QUESTION: The community continues to struggle to find a way to have an efficient, well-run bus system. Do you support adding a penny to the local sales tax to finance the bus system? If not, what funding source would you suggest?
I support the penny sales tax, only if 100 percent of the tax would go to supporting the bus system. However, I propose combining the city buses with our school bus system. This would increase ridership and add additional routes throughout the city and county. Students from ninth through 12th grades would be required to take public transportation, thereby freeing the K-6 students from early morning travel before sunrise.
BRIAN DEQUINCEY NEWMAN
To reach our potential as a city and a region we must have safe, clean and reliable public transportation and, over the past year, we have taken real steps toward achieving that goal. We have the tools. We have the leadership. All we need is a stable, long-term funding source. I support the penny because it would not only provide that source, but so in a way that is fair and equitable to all.
QUESTION: What do you propose as a means to better ensure public safety and how would you pay for it? Would you support new fees, assessments or a tax increase to make residents feel safer?

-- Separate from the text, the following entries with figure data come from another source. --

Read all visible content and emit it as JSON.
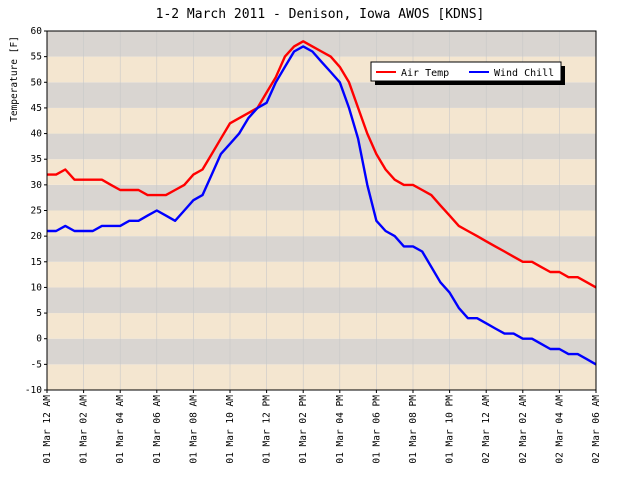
{
  "chart_data": {
    "type": "line",
    "title": "1-2 March 2011 - Denison, Iowa AWOS [KDNS]",
    "ylabel": "Temperature [F]",
    "xlabel": "",
    "ylim": [
      -10,
      60
    ],
    "yticks": [
      -10,
      -5,
      0,
      5,
      10,
      15,
      20,
      25,
      30,
      35,
      40,
      45,
      50,
      55,
      60
    ],
    "x_categories": [
      "01 Mar 12 AM",
      "01 Mar 02 AM",
      "01 Mar 04 AM",
      "01 Mar 06 AM",
      "01 Mar 08 AM",
      "01 Mar 10 AM",
      "01 Mar 12 PM",
      "01 Mar 02 PM",
      "01 Mar 04 PM",
      "01 Mar 06 PM",
      "01 Mar 08 PM",
      "01 Mar 10 PM",
      "02 Mar 12 AM",
      "02 Mar 02 AM",
      "02 Mar 04 AM",
      "02 Mar 06 AM"
    ],
    "x_hours": [
      0,
      0.5,
      1,
      1.5,
      2,
      2.5,
      3,
      3.5,
      4,
      4.5,
      5,
      5.5,
      6,
      6.5,
      7,
      7.5,
      8,
      8.5,
      9,
      9.5,
      10,
      10.5,
      11,
      11.5,
      12,
      12.5,
      13,
      13.5,
      14,
      14.5,
      15,
      15.5,
      16,
      16.5,
      17,
      17.5,
      18,
      18.5,
      19,
      19.5,
      20,
      20.5,
      21,
      21.5,
      22,
      22.5,
      23,
      23.5,
      24,
      24.5,
      25,
      25.5,
      26,
      26.5,
      27,
      27.5,
      28,
      28.5,
      29,
      29.5,
      30
    ],
    "series": [
      {
        "name": "Air Temp",
        "color": "#ff0000",
        "values": [
          32,
          32,
          33,
          31,
          31,
          31,
          31,
          30,
          29,
          29,
          29,
          28,
          28,
          28,
          29,
          30,
          32,
          33,
          36,
          39,
          42,
          43,
          44,
          45,
          48,
          51,
          55,
          57,
          58,
          57,
          56,
          55,
          53,
          50,
          45,
          40,
          36,
          33,
          31,
          30,
          30,
          29,
          28,
          26,
          24,
          22,
          21,
          20,
          19,
          18,
          17,
          16,
          15,
          15,
          14,
          13,
          13,
          12,
          12,
          11,
          10
        ]
      },
      {
        "name": "Wind Chill",
        "color": "#0000ff",
        "values": [
          21,
          21,
          22,
          21,
          21,
          21,
          22,
          22,
          22,
          23,
          23,
          24,
          25,
          24,
          23,
          25,
          27,
          28,
          32,
          36,
          38,
          40,
          43,
          45,
          46,
          50,
          53,
          56,
          57,
          56,
          54,
          52,
          50,
          45,
          39,
          30,
          23,
          21,
          20,
          18,
          18,
          17,
          14,
          11,
          9,
          6,
          4,
          4,
          3,
          2,
          1,
          1,
          0,
          0,
          -1,
          -2,
          -2,
          -3,
          -3,
          -4,
          -5
        ]
      }
    ],
    "legend": "top-right",
    "grid": true,
    "background_bands": [
      "#d9d5d1",
      "#f4e6d0"
    ]
  }
}
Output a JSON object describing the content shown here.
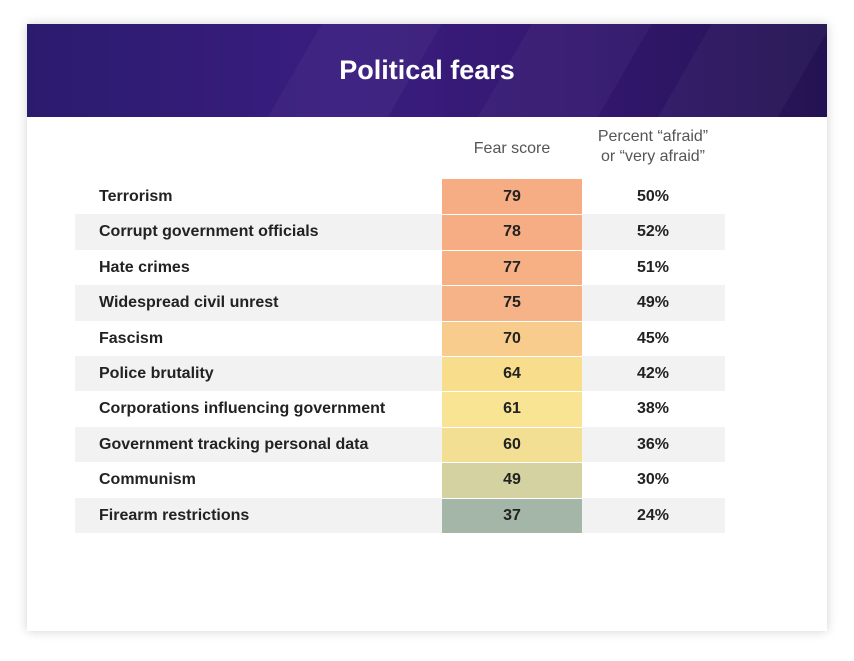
{
  "title": "Political fears",
  "columns": {
    "fear_score": "Fear score",
    "percent_line1": "Percent “afraid”",
    "percent_line2": "or “very afraid”"
  },
  "colors": {
    "header_bg": "#2f1a74",
    "scale": {
      "79": "#f6ad84",
      "78": "#f6ad84",
      "77": "#f6b084",
      "75": "#f6b387",
      "70": "#f8cc8c",
      "64": "#f8dd8d",
      "61": "#f8e492",
      "60": "#f2df94",
      "49": "#d3d2a0",
      "37": "#a3b6a8"
    }
  },
  "chart_data": {
    "type": "table",
    "title": "Political fears",
    "headers": [
      "",
      "Fear score",
      "Percent “afraid” or “very afraid”"
    ],
    "rows": [
      {
        "label": "Terrorism",
        "fear_score": 79,
        "percent": "50%"
      },
      {
        "label": "Corrupt government officials",
        "fear_score": 78,
        "percent": "52%"
      },
      {
        "label": "Hate crimes",
        "fear_score": 77,
        "percent": "51%"
      },
      {
        "label": "Widespread civil unrest",
        "fear_score": 75,
        "percent": "49%"
      },
      {
        "label": "Fascism",
        "fear_score": 70,
        "percent": "45%"
      },
      {
        "label": "Police brutality",
        "fear_score": 64,
        "percent": "42%"
      },
      {
        "label": "Corporations influencing government",
        "fear_score": 61,
        "percent": "38%"
      },
      {
        "label": "Government tracking personal data",
        "fear_score": 60,
        "percent": "36%"
      },
      {
        "label": "Communism",
        "fear_score": 49,
        "percent": "30%"
      },
      {
        "label": "Firearm restrictions",
        "fear_score": 37,
        "percent": "24%"
      }
    ]
  }
}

I absolutely am opposed to any new fees, assessments or a tax increase of any kind. However, I propose the development of religious, community-based development corporations. Our present neighborhood association and our religious organizations can unite to form these spiritual corporations whose prime objective will be the uplifting of falling humanity. These corporations would bear the responsibility for public safety in our community, thereby, reducing the need for any tax increase.
BRIAN DEQUINCEY NEWMAN
As chairman for the city’s public safety committee and a member of the budget committee, I helped craft a budget that increased public safety funding by over $3.7 million without raising property taxes and I will continue to ensure our first responders have the resources they need to keep us all safe. But we didn’t buy a citywide drop in violent crime or sharp declines in homicides and assaults. That took leadership and community support.